Museum tours bring history to life

The Golden Museum is taking residents and visitors to the history in and around the area.

The tour of the Donald Cemetery took visitors on a short hike in the woods to get to their final destination. The group was given the chance to learn about what Donald was like in the past while seeing a part of the history of the town.

The tour of the Donald Cemetery took visitors on a short hike in the woods to get to their final destination. The group was given the chance to learn about what Donald was like in the past while seeing a part of the history of the town.

The Golden Museum is working hard at not only preserving local history but also taking people on tours to where local history comes from.
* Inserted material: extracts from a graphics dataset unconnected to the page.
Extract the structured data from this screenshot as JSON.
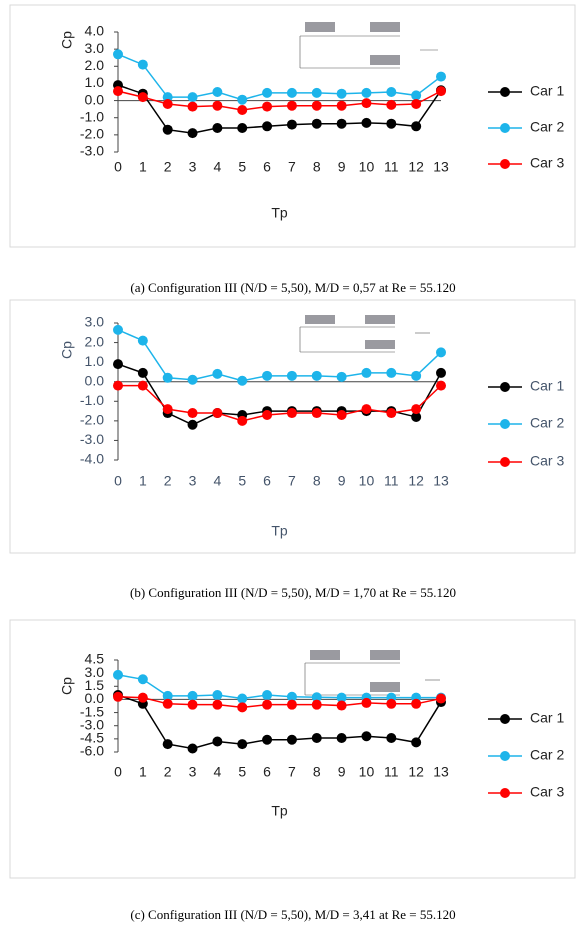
{
  "chart_data": [
    {
      "type": "line",
      "title": "Cp",
      "x_label": "Tp",
      "caption": "(a)  Configuration III (N/D = 5,50), M/D = 0,57 at Re = 55.120",
      "categories": [
        "0",
        "1",
        "2",
        "3",
        "4",
        "5",
        "6",
        "7",
        "8",
        "9",
        "10",
        "11",
        "12",
        "13"
      ],
      "ylim": [
        -3,
        4
      ],
      "yticks": [
        {
          "value": 4,
          "label": "4.0"
        },
        {
          "value": 3,
          "label": "3.0"
        },
        {
          "value": 2,
          "label": "2.0"
        },
        {
          "value": 1,
          "label": "1.0"
        },
        {
          "value": 0,
          "label": "0.0"
        },
        {
          "value": -1,
          "label": "-1.0"
        },
        {
          "value": -2,
          "label": "-2.0"
        },
        {
          "value": -3,
          "label": "-3.0"
        }
      ],
      "series": [
        {
          "name": "Car 1",
          "color": "#000000",
          "values": [
            0.9,
            0.4,
            -1.7,
            -1.9,
            -1.6,
            -1.6,
            -1.5,
            -1.4,
            -1.35,
            -1.35,
            -1.3,
            -1.35,
            -1.5,
            0.6
          ]
        },
        {
          "name": "Car 2",
          "color": "#1db4ea",
          "values": [
            2.7,
            2.1,
            0.2,
            0.2,
            0.5,
            0.05,
            0.45,
            0.45,
            0.45,
            0.4,
            0.45,
            0.5,
            0.3,
            1.4
          ]
        },
        {
          "name": "Car 3",
          "color": "#ff0000",
          "values": [
            0.55,
            0.2,
            -0.2,
            -0.35,
            -0.3,
            -0.55,
            -0.35,
            -0.3,
            -0.3,
            -0.3,
            -0.15,
            -0.25,
            -0.2,
            0.55
          ]
        }
      ]
    },
    {
      "type": "line",
      "title": "Cp",
      "x_label": "Tp",
      "caption": "(b)  Configuration III (N/D = 5,50),  M/D = 1,70 at Re = 55.120",
      "categories": [
        "0",
        "1",
        "2",
        "3",
        "4",
        "5",
        "6",
        "7",
        "8",
        "9",
        "10",
        "11",
        "12",
        "13"
      ],
      "ylim": [
        -4,
        3
      ],
      "yticks": [
        {
          "value": 3,
          "label": "3.0"
        },
        {
          "value": 2,
          "label": "2.0"
        },
        {
          "value": 1,
          "label": "1.0"
        },
        {
          "value": 0,
          "label": "0.0"
        },
        {
          "value": -1,
          "label": "-1.0"
        },
        {
          "value": -2,
          "label": "-2.0"
        },
        {
          "value": -3,
          "label": "-3.0"
        },
        {
          "value": -4,
          "label": "-4.0"
        }
      ],
      "series": [
        {
          "name": "Car 1",
          "color": "#000000",
          "values": [
            0.9,
            0.45,
            -1.6,
            -2.2,
            -1.6,
            -1.7,
            -1.5,
            -1.5,
            -1.5,
            -1.5,
            -1.5,
            -1.5,
            -1.8,
            0.45
          ]
        },
        {
          "name": "Car 2",
          "color": "#1db4ea",
          "values": [
            2.65,
            2.1,
            0.2,
            0.1,
            0.4,
            0.05,
            0.3,
            0.3,
            0.3,
            0.25,
            0.45,
            0.45,
            0.3,
            1.5
          ]
        },
        {
          "name": "Car 3",
          "color": "#ff0000",
          "values": [
            -0.2,
            -0.2,
            -1.4,
            -1.6,
            -1.6,
            -2.0,
            -1.7,
            -1.6,
            -1.6,
            -1.7,
            -1.4,
            -1.6,
            -1.4,
            -0.2
          ]
        }
      ]
    },
    {
      "type": "line",
      "title": "Cp",
      "x_label": "Tp",
      "caption": "(c)  Configuration III (N/D = 5,50), M/D = 3,41 at Re = 55.120",
      "categories": [
        "0",
        "1",
        "2",
        "3",
        "4",
        "5",
        "6",
        "7",
        "8",
        "9",
        "10",
        "11",
        "12",
        "13"
      ],
      "ylim": [
        -6,
        4.5
      ],
      "yticks": [
        4.5,
        {
          "value": 3,
          "label": "3.0"
        },
        1.5,
        {
          "value": 0,
          "label": "0.0"
        },
        -1.5,
        {
          "value": -3,
          "label": "-3.0"
        },
        -4.5,
        {
          "value": -6,
          "label": "-6.0"
        }
      ],
      "series": [
        {
          "name": "Car 1",
          "color": "#000000",
          "values": [
            0.5,
            -0.5,
            -5.1,
            -5.6,
            -4.8,
            -5.1,
            -4.6,
            -4.6,
            -4.4,
            -4.4,
            -4.2,
            -4.4,
            -4.9,
            -0.3
          ]
        },
        {
          "name": "Car 2",
          "color": "#1db4ea",
          "values": [
            2.8,
            2.3,
            0.4,
            0.4,
            0.5,
            0.1,
            0.5,
            0.3,
            0.25,
            0.2,
            0.2,
            0.2,
            0.2,
            0.2
          ]
        },
        {
          "name": "Car 3",
          "color": "#ff0000",
          "values": [
            0.3,
            0.2,
            -0.5,
            -0.6,
            -0.6,
            -0.9,
            -0.6,
            -0.6,
            -0.6,
            -0.7,
            -0.4,
            -0.5,
            -0.5,
            0.1
          ]
        }
      ]
    }
  ]
}
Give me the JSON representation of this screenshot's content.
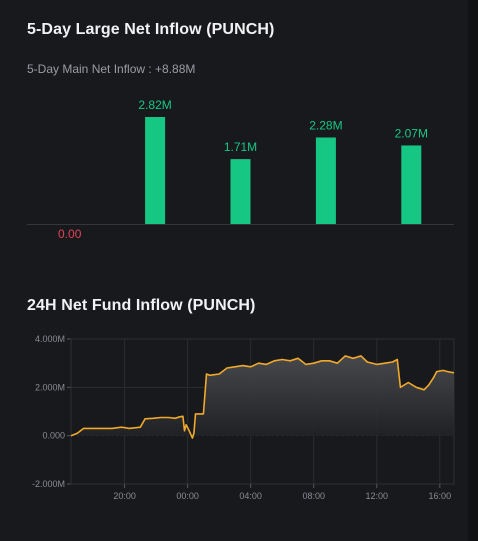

Recently a tour group went out to the cemetery in Donald with President of the Golden Museum, Denice Darbyshire. The event was an opportunity to learn not only about the cemetery but also a chance to look back at the history of Donald. Darbyshire explained why she thinks these type of tours are a valuable asset for both local residents and people visiting.

“I think they are important so people can get to enjoy  and see the history. It makes them more aware of what happened in the community years ago.”

While on the tour people were given the chance to hear about what life was like in the past in Donald.

According to information provided by Darbyshire, Donald was named for Donald A. Smith, and was a lively town with many hotels and saloons. The town had about 1300 residents in 1885, and for a time had a baseball team that would compete against teams from Field and Windermere.

For Darbyshire, one of the great things is to see the response of the people who come out to see history.

“You are in its presence. Many people say a cemetery is creepy. I do not find this. I find it more of a mystery. Why they are here and seeing it from a different perspective than found in a book,” Darbyshire said.